MDU-PHL / pango-collapse

app to collapse Pango lineages for reporting
https://mdu-phl.github.io/pango-collapse/
GNU General Public License v3.0
10 stars 1 forks source link

Collapsing recombinants #7

Closed ashkan98 closed 11 months ago

ashkan98 commented 11 months ago

Hi @Wytamma!

I want to use your package for my project and I'm curious why it's not possible to trace recombinants (e.g. XBB.1.5) back to the omicron parental lineage (B.1.1.529). Although I removed the recombinants from the collapse file, I get the same input lineage just with the add of "Recombinant" as lineage familly.

I assume that the information about the parent of a sublineage comes from the alias_key.json in the repo but is it up to date according to the pangolin annotation?

Thank you very much.

Wytamma commented 11 months ago

Hi @ashkan98

Currently pango-collapse treats recombinants as separate lineages because there's not a clear way to collapse the multiple lineages.
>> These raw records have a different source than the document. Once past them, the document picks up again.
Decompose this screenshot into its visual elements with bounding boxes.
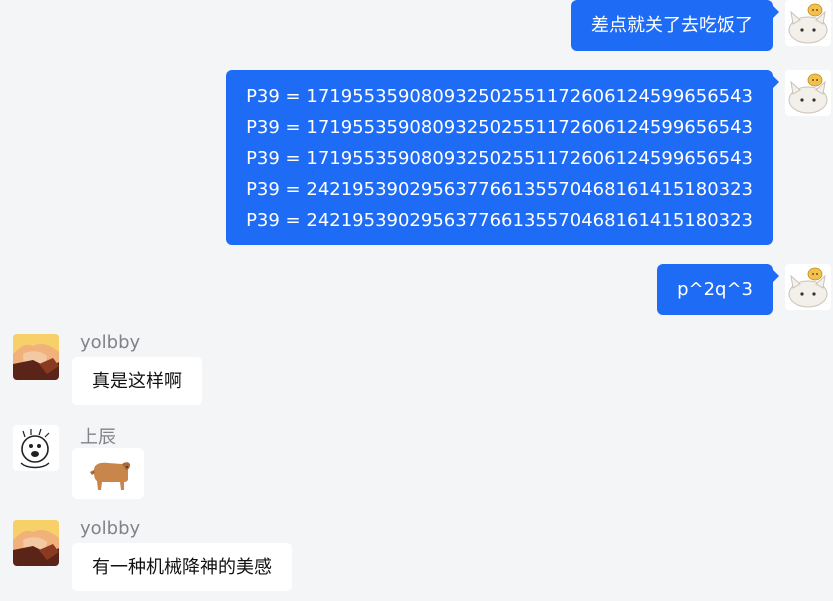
message-text: 真是这样啊 [92, 371, 182, 392]
message-bubble[interactable] [72, 448, 144, 499]
message-text: 有一种机械降神的美感 [92, 557, 272, 578]
message-bubble[interactable]: 有一种机械降神的美感 [72, 543, 292, 591]
cat-avatar-icon[interactable] [785, 70, 831, 116]
message-text: p^2q^3 [677, 279, 753, 300]
message-line: P39 = 2421953902956377661355704681614151… [246, 179, 753, 200]
message-line: P39 = 2421953902956377661355704681614151… [246, 210, 753, 231]
message-text: 差点就关了去吃饭了 [591, 15, 753, 36]
message-line: P39 = 1719553590809325025511726061245996… [246, 148, 753, 169]
sender-name: yolbby [80, 332, 141, 353]
cat-avatar-icon[interactable] [785, 264, 831, 310]
message-bubble[interactable]: P39 = 1719553590809325025511726061245996… [226, 70, 779, 245]
anime-avatar-icon[interactable] [13, 520, 59, 566]
bubble-tail [773, 6, 779, 18]
message-bubble[interactable]: 差点就关了去吃饭了 [571, 0, 779, 51]
doodle-avatar-icon[interactable] [13, 425, 59, 471]
anime-avatar-icon[interactable] [13, 334, 59, 380]
cat-avatar-icon[interactable] [785, 0, 831, 46]
cow-sticker-icon [90, 462, 130, 490]
bubble-tail [773, 270, 779, 282]
message-bubble[interactable]: p^2q^3 [657, 264, 779, 315]
chat-window: 差点就关了去吃饭了 P39 = 171955359080932502551172… [0, 0, 833, 601]
message-bubble[interactable]: 真是这样啊 [72, 357, 202, 405]
bubble-tail [773, 76, 779, 88]
message-line: P39 = 1719553590809325025511726061245996… [246, 86, 753, 107]
message-line: P39 = 1719553590809325025511726061245996… [246, 117, 753, 138]
sender-name: yolbby [80, 518, 141, 539]
sender-name: 上辰 [80, 427, 116, 448]
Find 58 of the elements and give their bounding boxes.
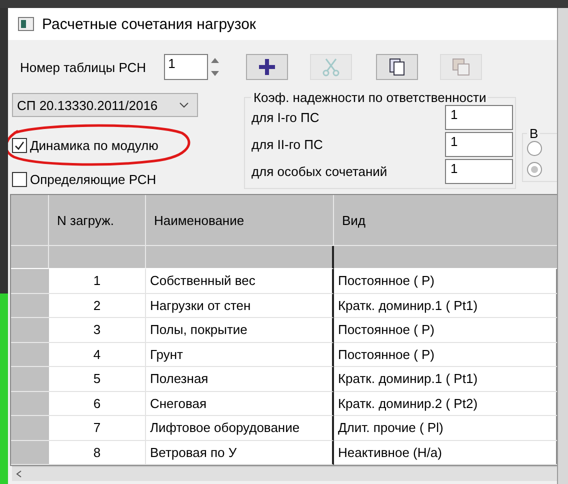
row-header[interactable]	[10, 416, 49, 440]
table-cell: Полы, покрытие	[146, 318, 334, 342]
toolbar-button[interactable]	[246, 54, 288, 80]
table-corner	[10, 195, 49, 246]
row-header[interactable]	[10, 367, 49, 392]
window-title: Расчетные сочетания нагрузок	[42, 16, 256, 32]
coefficient-label: для особых сочетаний	[251, 164, 388, 179]
row-header[interactable]	[10, 392, 49, 416]
copy-icon	[387, 57, 408, 77]
horizontal-scrollbar[interactable]	[12, 466, 558, 481]
toolbar-button[interactable]	[376, 54, 418, 80]
radio-button[interactable]	[527, 162, 542, 177]
coefficient-label: для II-го ПС	[251, 137, 323, 152]
row-header[interactable]	[10, 342, 49, 367]
table-cell: Нагрузки от стен	[146, 294, 334, 318]
table-cell: 4	[48, 342, 146, 367]
row-header[interactable]	[10, 440, 49, 465]
column-header[interactable]: Вид	[334, 195, 558, 246]
table-number-field[interactable]: 1	[164, 54, 208, 80]
table-cell: 1	[48, 269, 146, 294]
table-cell: Полезная	[146, 367, 334, 392]
spin-up-icon[interactable]	[211, 58, 220, 63]
table-cell: Собственный вес	[146, 269, 334, 294]
column-header[interactable]: Наименование	[146, 195, 334, 246]
table-cell: Грунт	[146, 342, 334, 367]
window-icon	[18, 17, 34, 31]
checkbox[interactable]	[12, 138, 27, 152]
checkbox-label: Динамика по модулю	[30, 138, 158, 152]
table-number-label: Номер таблицы РСН	[20, 60, 146, 74]
scissors-icon	[321, 57, 342, 77]
row-header[interactable]	[10, 318, 49, 342]
table-cell: 7	[48, 416, 146, 440]
checkbox[interactable]	[12, 172, 27, 186]
row-header[interactable]	[10, 294, 49, 318]
filter-cell[interactable]	[146, 246, 334, 269]
coefficient-label: для I-го ПС	[251, 110, 320, 125]
chevron-down-icon	[178, 102, 189, 108]
checkbox-label: Определяющие РСН	[30, 172, 156, 186]
plus-icon	[257, 57, 278, 77]
table-cell: 2	[48, 294, 146, 318]
group-title: Коэф. надежности по ответственности	[252, 90, 488, 105]
paste-icon	[451, 57, 472, 77]
table-cell: 6	[48, 392, 146, 416]
table-cell: Лифтовое оборудование	[146, 416, 334, 440]
table-cell: 3	[48, 318, 146, 342]
coefficient-field[interactable]: 1	[445, 105, 514, 130]
norm-dropdown[interactable]: СП 20.13330.2011/2016	[12, 93, 198, 117]
radio-button[interactable]	[527, 141, 542, 156]
group-title: В	[528, 126, 540, 141]
table-cell: 5	[48, 367, 146, 392]
coefficient-field[interactable]: 1	[445, 159, 514, 184]
spin-down-icon[interactable]	[211, 71, 220, 76]
table-cell: 8	[48, 440, 146, 465]
row-header[interactable]	[10, 269, 49, 294]
table-cell: Снеговая	[146, 392, 334, 416]
column-header[interactable]: N загруж.	[48, 195, 146, 246]
coefficient-field[interactable]: 1	[445, 132, 514, 157]
scroll-left-icon[interactable]	[16, 470, 22, 478]
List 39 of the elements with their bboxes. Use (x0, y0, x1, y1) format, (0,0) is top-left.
For example if you have BA.2.10 and B.1.1.529 in the collapse file how should you collapse XBB? This gets more complicated for more diverse recombinants.

           BM.1.1.1 -> B.1.1.529
         /
   XBB -
         \
           BJ.1 -> BA.2.10

We could potentially report both lineages? But that means you'd have to deal with multiple values in a single column in the output file. I could add this behaviour and make it configurable via a cli flag like --split-recombinants (I'll open a feature request for this).

Recombinant is a special case in the collapse file that collapses all recombinants to Recombinant. If you remove Recombinant from the collapse file then recombinants like XBB will only be collapse up to their X lineage.

For now If you want to collapse XBB to B.1.1.529 you could do that with post processing e.g.

Add B.1.1.529 and XBB to your collapse file and run pango-collapse.

import pandas as pd
df = pd.read_csv("nextclade_collapsed.tsv", sep="\t")
df.Lineage_family.replace("XBB", "B.1.1.529", inplace=True)  # combine XBB and B.1.1.529
Wytamma commented 11 months ago

Oh and if you don't supply an alias_key.json file with the --alias-file flag then the alias_key.json file will be downloaded from https://raw.githubusercontent.com/cov-lineages/pango-designation/master/pango_designation/alias_key.json every time you run pango-collapse i.e. it always uses the latest file.

ashkan98 commented 11 months ago

Thank you very much, thats makes obviously sence! For my usecase its fine to leave recombinants at XBB for now :) And thank you for sending the source to the json file thats want i was asking for!